Once you have implemented the FileSystem implementation for your custom
filesystem, you need to register it under a "scheme" so that paths prefixed with
that scheme are directed to your implementation. To do this, you call
REGISTER_FILE_SYSTEM::
REGISTER_FILE_SYSTEM("foobar", FooBarFileSystem);
When TensorFlow tries to operate on a file whose path starts with foobar://,
it will use the FooBarFileSystem implementation.
string filename = "foobar://path/to/file.txt";
std::unique_ptr<WritableFile> file;
// Calls FooBarFileSystem::NewWritableFile to return
// a WritableFile class, which happens to be the FooBarFileSystem's
// WritableFile implementation.
TF_RETURN_IF_ERROR(env->NewWritableFile(filename, &file));
Next, you must build a shared object containing this implementation. An example
of doing so using bazel's cc_binary rule can be found
here,
but you may use any build system to do so.
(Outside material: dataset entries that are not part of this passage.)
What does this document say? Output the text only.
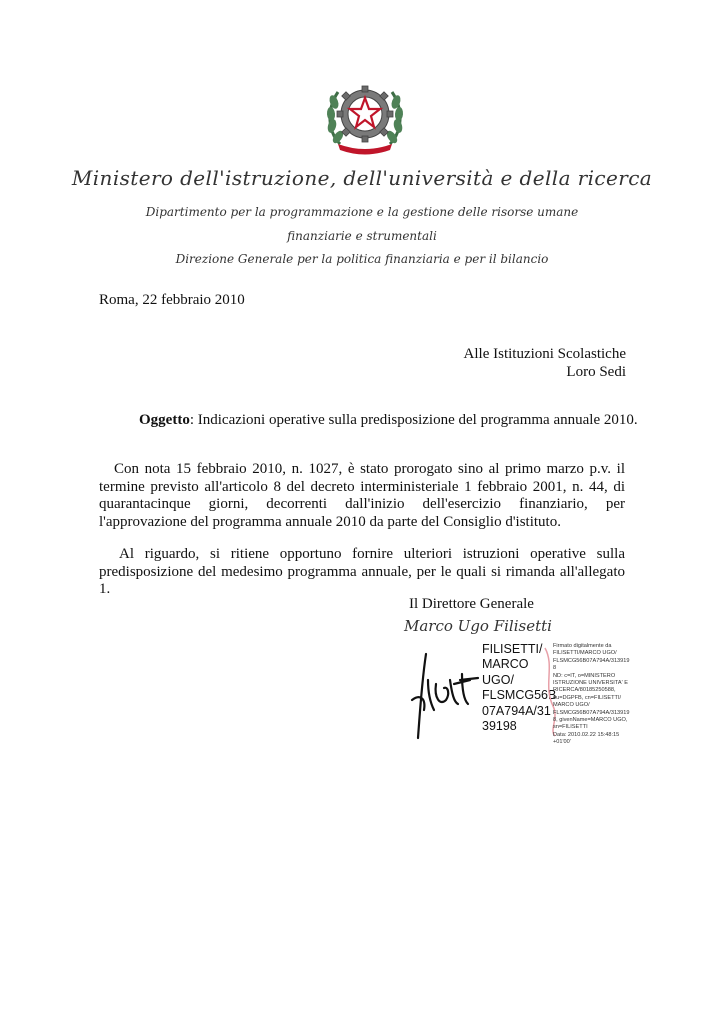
Ministero dell'istruzione, dell'università e della ricerca
Dipartimento per la programmazione e la gestione delle risorse umane finanziarie e strumentali
Direzione Generale per la politica finanziaria e per il bilancio
Roma, 22 febbraio 2010
Alle Istituzioni Scolastiche
Loro Sedi
Oggetto: Indicazioni operative sulla predisposizione del programma annuale 2010.

Con nota 15 febbraio 2010, n. 1027, è stato prorogato sino al primo marzo p.v. il termine previsto all'articolo 8 del decreto interministeriale 1 febbraio 2001, n. 44, di quarantacinque giorni, decorrenti dall'inizio dell'esercizio finanziario, per l'approvazione del programma annuale 2010 da parte del Consiglio d'istituto.

Al riguardo, si ritiene opportuno fornire ulteriori istruzioni operative sulla predisposizione del medesimo programma annuale, per le quali si rimanda all'allegato 1.

Il Direttore Generale
Marco Ugo Filisetti
FILISETTI/
MARCO
UGO/
FLSMCG56B
07A794A/31
39198
Firmato digitalmente da
FILISETTI/MARCO UGO/
FLSMCG56B07A794A/313919
8
ND: c=IT, o=MINISTERO
ISTRUZIONE UNIVERSITA' E
RICERCA/80185250588,
ou=DGPFB, cn=FILISETTI/
MARCO UGO/
FLSMCG56B07A794A/313919
8, givenName=MARCO UGO,
sn=FILISETTI
Data: 2010.02.22 15:48:15
+01'00'
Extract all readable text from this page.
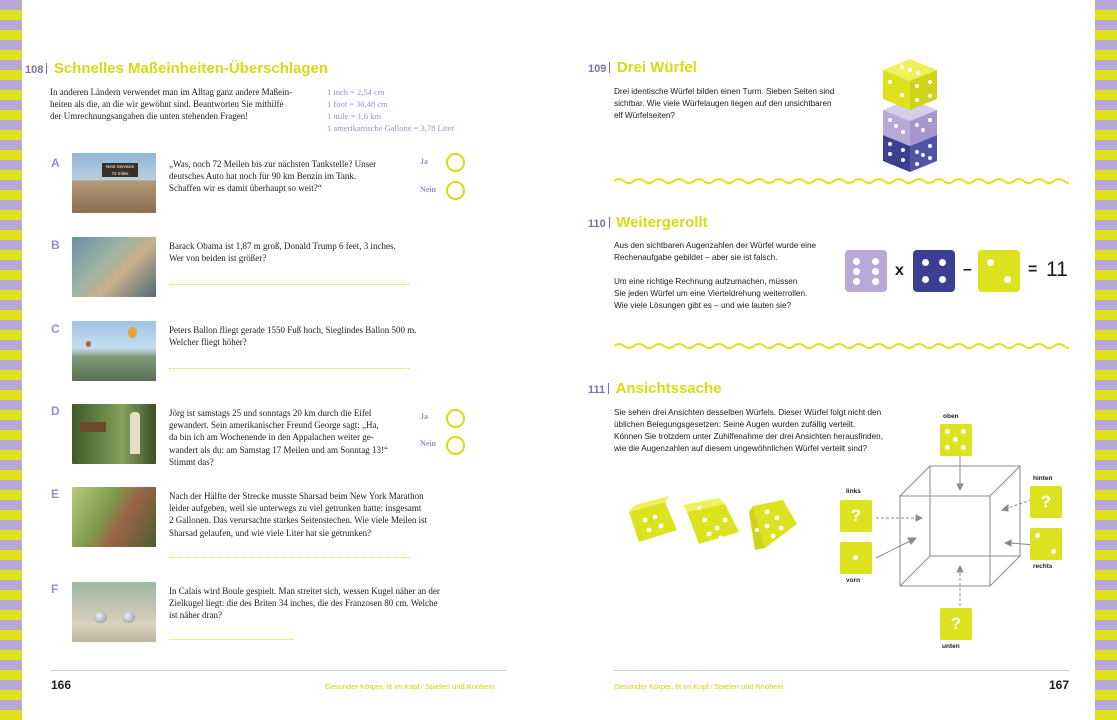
108 Schnelles Maßeinheiten-Überschlagen
In anderen Ländern verwendet man im Alltag ganz andere Maßein-
heiten als die, an die wir gewöhnt sind. Beantworten Sie mithilfe
der Umrechnungsangaben die unten stehenden Fragen!
1 inch = 2,54 cm
1 foot = 30,48 cm
1 mile = 1,6 km
1 amerikanische Gallone = 3,78 Liter
A	Next Services
72 miles
„Was, noch 72 Meilen bis zur nächsten Tankstelle? Unser
deutsches Auto hat noch für 90 km Benzin im Tank.
Schaffen wir es damit überhaupt so weit?“
Ja
Nein
B	Barack Obama ist 1,87 m groß, Donald Trump 6 feet, 3 inches.
Wer von beiden ist größer?
C	Peters Ballon fliegt gerade 1550 Fuß hoch, Sieglindes Ballon 500 m.
Welcher fliegt höher?
D	Jörg ist samstags 25 und sonntags 20 km durch die Eifel
gewandert. Sein amerikanischer Freund George sagt: „Ha,
da bin ich am Wochenende in den Appalachen weiter ge-
wandert als du: am Samstag 17 Meilen und am Sonntag 13!“
Stimmt das?
Ja
Nein
E	Nach der Hälfte der Strecke musste Sharsad beim New York Marathon
leider aufgeben, weil sie unterwegs zu viel getrunken hatte: insgesamt
2 Gallonen. Das verursachte starkes Seitenstechen. Wie viele Meilen ist
Sharsad gelaufen, und wie viele Liter hat sie getrunken?
F	In Calais wird Boule gespielt. Man streitet sich, wessen Kugel näher an der
Zielkugel liegt: die des Briten 34 inches, die des Franzosen 80 cm. Welche
ist näher dran?
166	Gesunder Körper, fit im Kopf ∕ Spielen und Knobeln
109 Drei Würfel
Drei identische Würfel bilden einen Turm. Sieben Seiten sind
sichtbar. Wie viele Würfelaugen liegen auf den unsichtbaren
elf Würfelseiten?
110 Weitergerollt
Aus den sichtbaren Augenzahlen der Würfel wurde eine
Rechenaufgabe gebildet – aber sie ist falsch.
Um eine richtige Rechnung aufzumachen, müssen
Sie jeden Würfel um eine Vierteldrehung weiterrollen.
Wie viele Lösungen gibt es – und wie lauten sie?
x	–	= 11
111 Ansichtssache
Sie sehen drei Ansichten desselben Würfels. Dieser Würfel folgt nicht den
üblichen Belegungsgesetzen: Seine Augen wurden zufällig verteilt.
Können Sie trotzdem unter Zuhilfenahme der drei Ansichten herausfinden,
wie die Augenzahlen auf diesem ungewöhnlichen Würfel verteilt sind?
oben
links
?
vorn
hinten
?
rechts
?
unten
Gesunder Körper, fit im Kopf ∕ Spielen und Knobeln	167
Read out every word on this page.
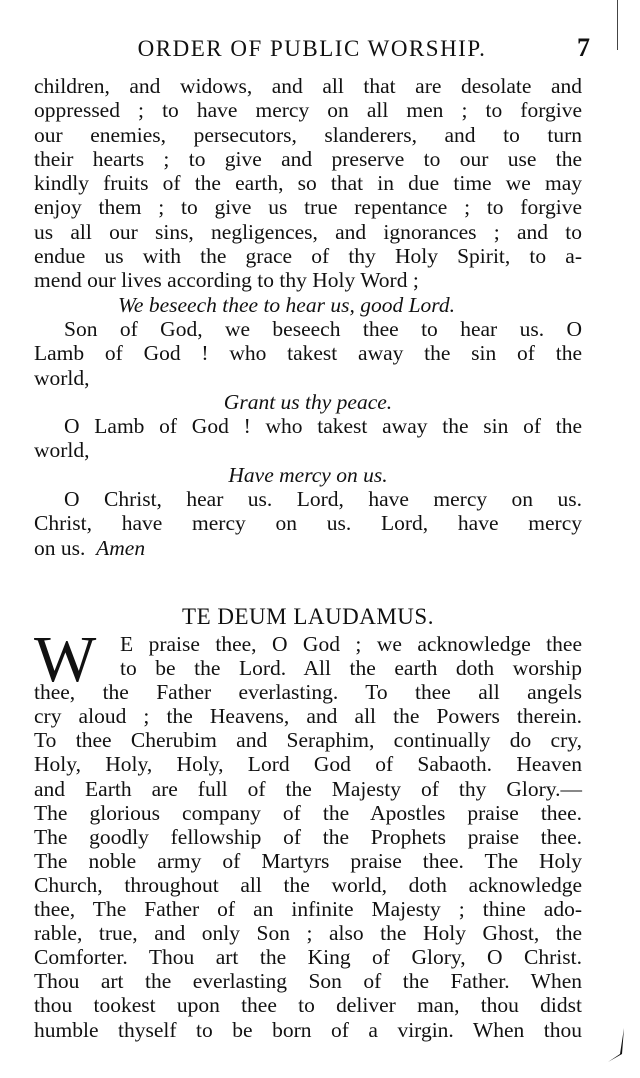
ORDER OF PUBLIC WORSHIP.	7
children, and widows, and all that are desolate and
oppressed ; to have mercy on all men ; to forgive
our enemies, persecutors, slanderers, and to turn
their hearts ; to give and preserve to our use the
kindly fruits of the earth, so that in due time we may
enjoy them ; to give us true repentance ; to forgive
us all our sins, negligences, and ignorances ; and to
endue us with the grace of thy Holy Spirit, to a-
mend our lives according to thy Holy Word ;
We beseech thee to hear us, good Lord.
Son of God, we beseech thee to hear us. O
Lamb of God ! who takest away the sin of the
world,
Grant us thy peace.
O Lamb of God ! who takest away the sin of the
world,
Have mercy on us.
O Christ, hear us. Lord, have mercy on us.
Christ, have mercy on us. Lord, have mercy
on us. Amen
TE DEUM LAUDAMUS.
W	E praise thee, O God ; we acknowledge thee
to be the Lord. All the earth doth worship
thee, the Father everlasting. To thee all angels
cry aloud ; the Heavens, and all the Powers therein.
To thee Cherubim and Seraphim, continually do cry,
Holy, Holy, Holy, Lord God of Sabaoth. Heaven
and Earth are full of the Majesty of thy Glory.—
The glorious company of the Apostles praise thee.
The goodly fellowship of the Prophets praise thee.
The noble army of Martyrs praise thee. The Holy
Church, throughout all the world, doth acknowledge
thee, The Father of an infinite Majesty ; thine ado-
rable, true, and only Son ; also the Holy Ghost, the
Comforter. Thou art the King of Glory, O Christ.
Thou art the everlasting Son of the Father. When
thou tookest upon thee to deliver man, thou didst
humble thyself to be born of a virgin. When thou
See the section on building the op library for similar
instructions.
The result of building this target is a .so shared object file.
Lastly, you must dynamically load this implementation in the process. In Python,
you can call the tf.load_file_system_library(file_system_library) function,
passing the path to the shared object. Calling this in your client program loads
the shared object in the process, thus registering your implementation as
available for any file operations going through the FileSystem interface. You
can see
test_file_system.py
for an example.
Almost all core C++ file operations within TensorFlow use the FileSystem
interface, such as the CheckpointWriter, the EventsWriter, and many other
utilities. This means implementing a FileSystem implementation allows most of
your TensorFlow programs to write to your shared filesystem.
In Python, the gfile and file_io classes bind underneath to the `FileSystem
implementation via SWIG, which means that once you have loaded this filesystem
library, you can do:
with gfile.Open("foobar://path/to/file.txt") as w:
w.write("hi")
When you do this, a file containing "hi" will appear in the "/path/to/file.txt" of your shared filesystem.